Dari risalah Tentang Misteri oleh Santo Ambrosius, uskup
Kita dilahirkan kembali dari air dan Roh Kudus
Apa yang Anda lihat di baptisterium? Air tentu saja, tetapi bukan hanya air. Anda melihat para lewi melayani di sana, imam agung bertanya dan menguduskan. Pertama-tama, Rasul mengajarkan kepada Anda bahwa kita harus memusatkan pandangan kita, bukan pada hal-hal yang terlihat tetapi pada hal-hal yang tidak terlihat, karena hal-hal yang terlihat adalah untuk sementara, tetapi hal-hal yang tidak terlihat adalah kekal. Di tempat lain Anda dapat membaca bahwa hal-hal yang tidak terlihat dari Allah, sejak penciptaan dunia, dapat dipahami melalui hal-hal yang telah diciptakan, dan kuasa-Nya yang kekal serta keilahian-Nya dapat diketahui melalui karya-karya-Nya. Tuhan sendiri berkata: Jika Anda tidak percaya kepada-Ku, percayalah setidaknya kepada karya-karya-Ku. Maka percayalah bahwa kehadiran keilahian ada di sana. Anda percaya pada aktivitas-Nya, dan menolak untuk percaya pada kehadiran-Nya? Bagaimana mungkin ada aktivitas jika tidak ada kehadiran sebelumnya?
Pertimbangkan betapa kuno misteri itu, yang telah digambarkan dalam penciptaan dunia itu sendiri. Pada permulaan, ketika Allah menciptakan langit dan bumi, Roh, Allah memberitahu kita, bergerak di atas air. Bukankah Roh aktif ketika Ia bergerak di atas air?
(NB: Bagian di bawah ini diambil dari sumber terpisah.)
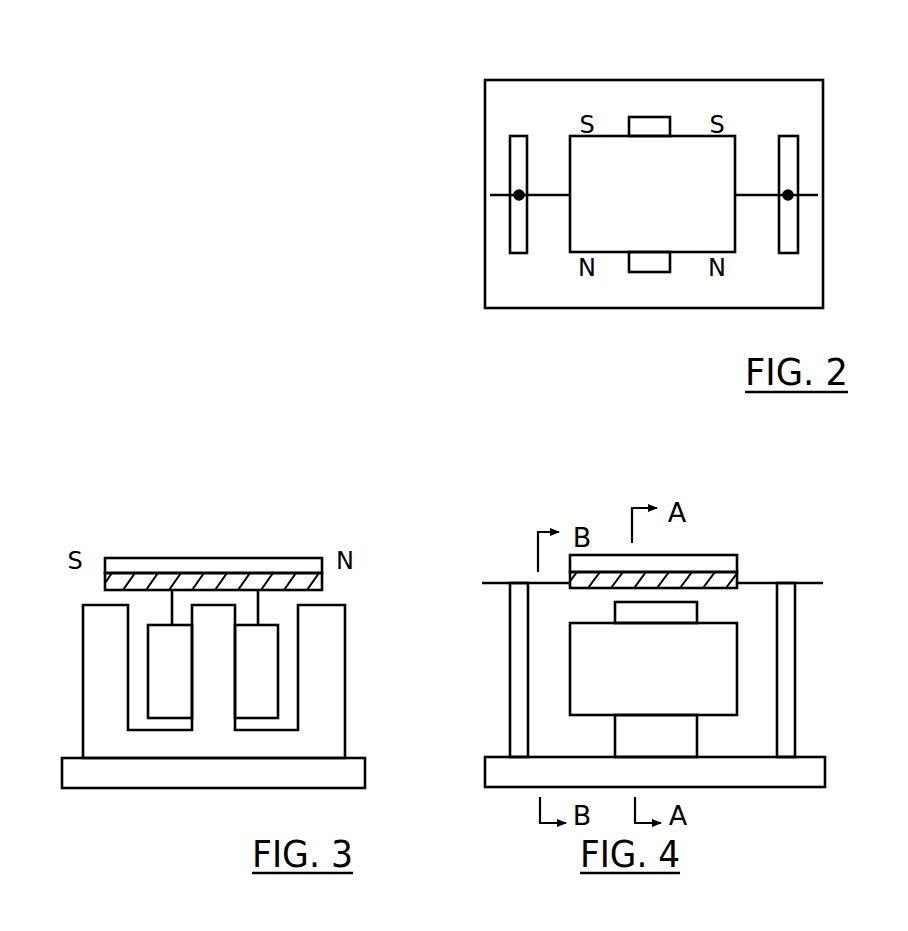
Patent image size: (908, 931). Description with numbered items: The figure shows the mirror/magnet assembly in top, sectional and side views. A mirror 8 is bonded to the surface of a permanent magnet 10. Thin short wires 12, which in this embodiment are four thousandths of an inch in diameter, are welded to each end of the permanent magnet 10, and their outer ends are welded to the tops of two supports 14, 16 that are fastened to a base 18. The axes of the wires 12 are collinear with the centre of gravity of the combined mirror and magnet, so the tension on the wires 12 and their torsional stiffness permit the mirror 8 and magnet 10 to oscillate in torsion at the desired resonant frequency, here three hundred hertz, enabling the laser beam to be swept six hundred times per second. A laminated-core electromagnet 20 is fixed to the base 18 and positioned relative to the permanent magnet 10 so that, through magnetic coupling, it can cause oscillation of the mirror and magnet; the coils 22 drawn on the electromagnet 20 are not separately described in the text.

In FIG. 2, the mirror 8 is at (650, 145).
In FIG. 3, the mirror 8 is at (222, 558).
In FIG. 4, the mirror 8 is at (720, 557).
In FIG. 3, the permanent magnet 10 is at (320, 586).
In FIG. 4, the permanent magnet 10 is at (735, 583).
In FIG. 2, the wires 12 is at (552, 200).
In FIG. 2, the support 14 is at (512, 165).
In FIG. 4, the support 14 is at (510, 645).
In FIG. 2, the support 16 is at (793, 225).
In FIG. 3, the support 16 is at (170, 611).
In FIG. 4, the support 16 is at (797, 725).
In FIG. 2, the base 18 is at (790, 80).
In FIG. 3, the base 18 is at (355, 777).
In FIG. 4, the base 18 is at (825, 783).
In FIG. 2, the laminated-core electromagnet 20 is at (653, 272).
In FIG. 3, the laminated-core electromagnet 20 is at (81, 664).
In FIG. 4, the laminated-core electromagnet 20 is at (675, 745).
In FIG. 3, the coil 22 is at (150, 709).
In FIG. 4, the coil 22 is at (575, 690).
Ketika nabi memberitahu Anda bahwa oleh firman Tuhan langit didirikan, dan oleh Roh mulut-Nya seluruh pasukannya, sadarilah bahwa Roh aktif dalam penciptaan dunia ini. Fakta bahwa Ia bergerak di atas air, dan fakta bahwa Ia aktif, keduanya didasarkan pada kesaksian kenabian. Musa memberitahu kita bahwa Roh bergerak di atas air; Daud bersaksi bahwa Roh aktif.
Dengarkan kesaksian lain. Semua daging telah menjadi rusak karena dosa-dosanya. Allah berkata: Roh-Ku tidak akan tinggal dalam manusia, karena mereka adalah daging. Dengan demikian Allah menunjukkan bahwa rahmat rohani ditolak oleh kenajisan daging dan oleh noda dosa yang lebih serius. Maka Allah memutuskan untuk memulihkan karunia yang telah Ia berikan. Ia mengirim air bah dan memerintahkan Nuh, orang yang benar, masuk ke dalam bahtera. Ketika air bah mulai surut, Nuh mengirimkan pertama-tama seekor gagak, kemudian seekor merpati, yang seperti yang kita baca, kembali dengan ranting zaitun. Anda melihat air, Anda melihat kayu, Anda melihat seekor merpati, dan Anda ragu untuk percaya misteri itu?
Air adalah tempat daging dicelupkan, untuk membasuh semua dosanya. Di dalamnya semua kejahatan dikuburkan. Kayu adalah tempat Tuhan Yesus dipaku ketika Ia menderita bagi kita. Merpati adalah yang dalam rupa-Nya Roh Kudus turun, seperti yang telah Anda pelajari dari Perjanjian Baru: Roh yang menghembuskan ke dalam Anda kedamaian jiwa, ketenangan pikiran.